La psy lui fait donc comprendre la dure réalité : il est obsédé par sa mère, y compris dans ses réalités alternatives, au point d’avoir choisi une psy qui ressemble à sa mère. C’est une belle découverte cet épisode, c’est une psychothérapie qui fonctionne à merveille : l’observation est claire, la question qui suit aussi. La psy demande donc à Randall s’il a déjà pris le temps de questionner sa mère sur le mensonge qu’elle a maintenu toutes ces années : après tout, c’est ce mensonge qui est le cœur de l’épisode et des vies alternatives de Randall.

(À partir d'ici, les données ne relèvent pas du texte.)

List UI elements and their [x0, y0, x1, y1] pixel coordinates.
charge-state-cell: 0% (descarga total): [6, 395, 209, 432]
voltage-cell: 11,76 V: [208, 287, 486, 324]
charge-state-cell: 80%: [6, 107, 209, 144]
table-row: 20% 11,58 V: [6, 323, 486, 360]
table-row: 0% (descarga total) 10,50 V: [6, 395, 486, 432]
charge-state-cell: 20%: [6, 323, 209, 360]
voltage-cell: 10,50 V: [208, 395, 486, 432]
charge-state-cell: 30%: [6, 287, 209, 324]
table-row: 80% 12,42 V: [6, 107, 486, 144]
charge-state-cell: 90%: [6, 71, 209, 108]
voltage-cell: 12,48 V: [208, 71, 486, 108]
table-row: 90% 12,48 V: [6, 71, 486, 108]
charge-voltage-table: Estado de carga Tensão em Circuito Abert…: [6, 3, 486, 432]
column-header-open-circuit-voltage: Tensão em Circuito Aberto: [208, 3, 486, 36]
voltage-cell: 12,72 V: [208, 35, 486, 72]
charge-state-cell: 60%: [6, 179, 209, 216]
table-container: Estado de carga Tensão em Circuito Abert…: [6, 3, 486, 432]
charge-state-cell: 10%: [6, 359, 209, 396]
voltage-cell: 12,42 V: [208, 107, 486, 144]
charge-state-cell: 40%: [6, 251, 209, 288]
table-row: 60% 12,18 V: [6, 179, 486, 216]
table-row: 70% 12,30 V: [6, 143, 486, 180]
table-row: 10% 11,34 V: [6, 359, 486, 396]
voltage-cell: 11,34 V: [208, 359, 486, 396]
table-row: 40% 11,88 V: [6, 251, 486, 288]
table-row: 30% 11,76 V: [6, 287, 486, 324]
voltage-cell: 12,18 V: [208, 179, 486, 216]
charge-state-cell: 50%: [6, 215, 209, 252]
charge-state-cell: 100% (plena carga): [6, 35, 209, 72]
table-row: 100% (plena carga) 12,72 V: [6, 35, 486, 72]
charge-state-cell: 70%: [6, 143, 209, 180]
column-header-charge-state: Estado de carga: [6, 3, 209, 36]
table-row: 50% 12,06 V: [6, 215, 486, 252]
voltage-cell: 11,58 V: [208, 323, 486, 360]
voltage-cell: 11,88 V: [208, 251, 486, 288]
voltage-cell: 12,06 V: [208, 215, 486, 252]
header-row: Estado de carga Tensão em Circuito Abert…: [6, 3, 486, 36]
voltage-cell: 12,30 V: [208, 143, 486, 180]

La conclusion de l’épisode est douce comme tout, avec Beth remarquant qu’elle savait depuis le début que c’était probablement le problème. Elle est aussi atroce avec Randall appelant sa mère au milieu d’une soirée jeu pour voir si elle est prête à se rendre à l’essai clinique qu’il lui a trouvé. J’ai détesté cette manière dont l’épisode se termine, avec Randall refusant de confronter sa mère sur le mensonge qu’elle a tenu… mais s’en servant plutôt pour lui faire du chantage et la forcer à quitter New-York pour aller à St Louis. C’est terrible, parce que Rebecca passait une bonne soirée. C’est terrible aussi parce que je ne sais plus de quel côté je suis dans cette famille ; ils me touchent tous en fait. Par contre, Randall n’a pas fait le bon choix en cette fin d’épisode, je pense.

Et la semaine prochaine sera déjà le dernier épisode de la saison, oh lala.